Rawlings is celebrated for her lyrical writing style, full of detailed descriptions, and her uniquely drawn characters and regionalism, which she honed during her time in Florida. Her stories have a strong autobiographical connection, including “A Mother in Mannville,” which is based on Rawlings’s time renting a cabin in the Carolina mountains. While there, she met Dale Wills, a 12-year-old resident of a nearby orphanage. She developed a strong friendship with Wills and even inquired about adopting him but learned that his parents were living. Nevertheless, Rawlings maintained periodic contact with Wills throughout her life.
In 1949, MGM Studios commissioned Rawlings to write an expanded version of “A Mother in Mannville” for a movie based on the Lassie series. Many changes were made to this version’s plot, including recasting the female narrator as a singer. The episode evokes a similar mood and tone to Rawlings’s story; however, the woman adopts the boy in the Lassie tale.
Although calls for improvements to women’s societal standing preceded it by decades (if not centuries), the 1848 Seneca Falls Convention is generally viewed as the beginning of organized first-wave feminism in the US. At this meeting, Elizabeth Cady Stanton presented her “Declaration of Sentiments” outlining women’s rights, including the right to own property, the right to meaningful employment, and the right to vote. Feminist activism in the late 19th and early 20th centuries would especially coalesce around the latter demand, which was achieved in 1920. The extension of suffrage to women expedited societal changes that were already underway as a result of World War I, when women increasingly began to work outside the home as men served overseas. By the 1920s, mores surrounding women’s independence and sexual freedom were comparatively relaxed, but only in relation to their former rigidity: The ideal woman was still a homemaker, wife, and mother.

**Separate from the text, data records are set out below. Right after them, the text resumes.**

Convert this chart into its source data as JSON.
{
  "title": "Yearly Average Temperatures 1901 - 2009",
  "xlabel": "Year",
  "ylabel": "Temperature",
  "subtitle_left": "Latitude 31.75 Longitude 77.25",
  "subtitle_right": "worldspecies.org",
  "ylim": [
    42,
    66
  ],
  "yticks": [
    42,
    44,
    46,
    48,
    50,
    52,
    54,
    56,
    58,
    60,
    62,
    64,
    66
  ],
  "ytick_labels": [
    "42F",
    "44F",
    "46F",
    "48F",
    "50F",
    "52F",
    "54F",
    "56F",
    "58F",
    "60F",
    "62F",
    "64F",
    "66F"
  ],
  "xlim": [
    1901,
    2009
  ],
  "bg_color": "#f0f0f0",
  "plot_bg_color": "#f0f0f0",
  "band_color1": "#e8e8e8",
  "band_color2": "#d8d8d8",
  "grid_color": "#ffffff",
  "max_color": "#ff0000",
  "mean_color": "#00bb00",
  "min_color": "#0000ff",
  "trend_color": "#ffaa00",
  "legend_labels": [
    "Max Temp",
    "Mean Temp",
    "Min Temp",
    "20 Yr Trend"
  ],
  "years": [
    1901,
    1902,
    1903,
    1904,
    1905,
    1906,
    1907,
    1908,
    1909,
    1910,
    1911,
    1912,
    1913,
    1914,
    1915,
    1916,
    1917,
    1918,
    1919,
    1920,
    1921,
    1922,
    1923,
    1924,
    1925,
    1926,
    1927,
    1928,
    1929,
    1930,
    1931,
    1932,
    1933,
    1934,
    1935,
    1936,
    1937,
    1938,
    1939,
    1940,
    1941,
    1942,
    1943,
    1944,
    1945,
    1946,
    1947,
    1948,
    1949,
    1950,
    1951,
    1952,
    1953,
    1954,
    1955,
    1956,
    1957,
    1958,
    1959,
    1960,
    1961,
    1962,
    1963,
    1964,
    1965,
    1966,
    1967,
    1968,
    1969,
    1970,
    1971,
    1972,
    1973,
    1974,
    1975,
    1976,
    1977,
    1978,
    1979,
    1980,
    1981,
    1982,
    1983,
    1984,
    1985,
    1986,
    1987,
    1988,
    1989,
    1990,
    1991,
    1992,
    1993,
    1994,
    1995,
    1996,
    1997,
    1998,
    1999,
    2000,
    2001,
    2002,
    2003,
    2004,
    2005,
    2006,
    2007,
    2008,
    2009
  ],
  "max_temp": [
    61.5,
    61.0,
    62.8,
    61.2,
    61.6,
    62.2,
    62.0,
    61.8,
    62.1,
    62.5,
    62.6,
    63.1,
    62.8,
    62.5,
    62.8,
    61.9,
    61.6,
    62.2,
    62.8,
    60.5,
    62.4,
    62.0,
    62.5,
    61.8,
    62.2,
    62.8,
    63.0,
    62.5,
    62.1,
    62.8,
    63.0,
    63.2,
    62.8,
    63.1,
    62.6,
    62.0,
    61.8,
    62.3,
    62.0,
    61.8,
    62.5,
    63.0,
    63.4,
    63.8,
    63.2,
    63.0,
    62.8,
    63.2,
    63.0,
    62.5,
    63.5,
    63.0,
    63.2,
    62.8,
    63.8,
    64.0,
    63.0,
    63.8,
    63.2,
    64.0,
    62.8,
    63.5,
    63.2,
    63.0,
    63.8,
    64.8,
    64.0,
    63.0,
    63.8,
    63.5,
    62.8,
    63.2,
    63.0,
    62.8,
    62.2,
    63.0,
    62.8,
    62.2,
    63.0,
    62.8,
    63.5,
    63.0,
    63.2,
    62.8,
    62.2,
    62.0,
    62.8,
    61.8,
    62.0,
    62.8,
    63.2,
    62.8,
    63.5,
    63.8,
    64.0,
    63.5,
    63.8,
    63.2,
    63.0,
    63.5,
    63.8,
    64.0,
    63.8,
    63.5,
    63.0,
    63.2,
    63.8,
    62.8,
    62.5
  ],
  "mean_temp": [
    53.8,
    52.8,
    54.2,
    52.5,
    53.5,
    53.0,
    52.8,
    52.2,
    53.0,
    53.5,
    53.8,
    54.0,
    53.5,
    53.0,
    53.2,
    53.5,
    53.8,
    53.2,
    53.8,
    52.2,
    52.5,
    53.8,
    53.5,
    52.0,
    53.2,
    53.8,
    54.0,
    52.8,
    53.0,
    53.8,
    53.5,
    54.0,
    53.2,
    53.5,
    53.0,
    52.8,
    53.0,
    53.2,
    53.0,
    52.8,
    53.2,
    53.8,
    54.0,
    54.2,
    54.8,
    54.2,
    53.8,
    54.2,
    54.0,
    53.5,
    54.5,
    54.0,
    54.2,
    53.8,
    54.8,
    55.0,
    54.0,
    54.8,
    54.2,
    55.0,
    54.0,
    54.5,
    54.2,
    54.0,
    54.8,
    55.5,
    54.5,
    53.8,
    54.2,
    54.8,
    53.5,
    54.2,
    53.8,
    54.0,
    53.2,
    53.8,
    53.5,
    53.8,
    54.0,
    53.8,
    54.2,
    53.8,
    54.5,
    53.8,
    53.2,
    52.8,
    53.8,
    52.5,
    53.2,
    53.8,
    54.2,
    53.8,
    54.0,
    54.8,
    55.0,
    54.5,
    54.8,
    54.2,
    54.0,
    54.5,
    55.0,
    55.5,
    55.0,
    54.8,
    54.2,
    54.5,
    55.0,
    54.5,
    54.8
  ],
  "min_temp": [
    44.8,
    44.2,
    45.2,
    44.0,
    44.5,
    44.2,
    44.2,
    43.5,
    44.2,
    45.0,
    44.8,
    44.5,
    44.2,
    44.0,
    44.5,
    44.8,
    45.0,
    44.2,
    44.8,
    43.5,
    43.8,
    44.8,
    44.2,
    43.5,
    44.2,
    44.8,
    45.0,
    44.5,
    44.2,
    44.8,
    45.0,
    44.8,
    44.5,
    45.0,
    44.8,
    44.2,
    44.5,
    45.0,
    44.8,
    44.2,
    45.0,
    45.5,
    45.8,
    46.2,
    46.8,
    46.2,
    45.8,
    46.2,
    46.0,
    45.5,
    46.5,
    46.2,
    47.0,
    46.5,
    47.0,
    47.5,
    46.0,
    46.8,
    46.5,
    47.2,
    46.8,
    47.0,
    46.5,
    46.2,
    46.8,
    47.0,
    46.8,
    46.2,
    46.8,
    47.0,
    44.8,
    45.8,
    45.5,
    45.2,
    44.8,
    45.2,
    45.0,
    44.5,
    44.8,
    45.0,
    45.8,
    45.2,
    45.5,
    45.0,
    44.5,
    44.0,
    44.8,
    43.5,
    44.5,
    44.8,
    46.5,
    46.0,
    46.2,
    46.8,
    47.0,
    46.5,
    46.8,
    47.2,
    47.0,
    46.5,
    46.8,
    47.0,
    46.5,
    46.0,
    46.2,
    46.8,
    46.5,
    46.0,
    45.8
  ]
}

Rawlings lived during this period of upheaval and change. She was 24 years old when women obtained the right to vote and lived through the Great Depression and both World Wars. She was an unusually independent woman and didn’t conform to societal norms, smoking in public at a time when most women did so in secret and being open about her affinity for liquor. She also stood up to editors who wished to censor or tone down her work. Though she married, Rawlings did not fit the social construct of what a wife should be in her day, often staying alone for long periods at Cross Creek rather than joining her husband on various business trips. She was financially independent, strong-willed, and opinionated. The narrator of “A Mother in Manville” is implied to share many of these qualities, as she has sought out isolation to pursue her writing. Her implied regret about the missed opportunity to mother Jerry hints that her independence has come at a cost; where a man of the era could relatively easily balance work and family, a woman determined to pursue a career might have to forgo marriage or motherhood.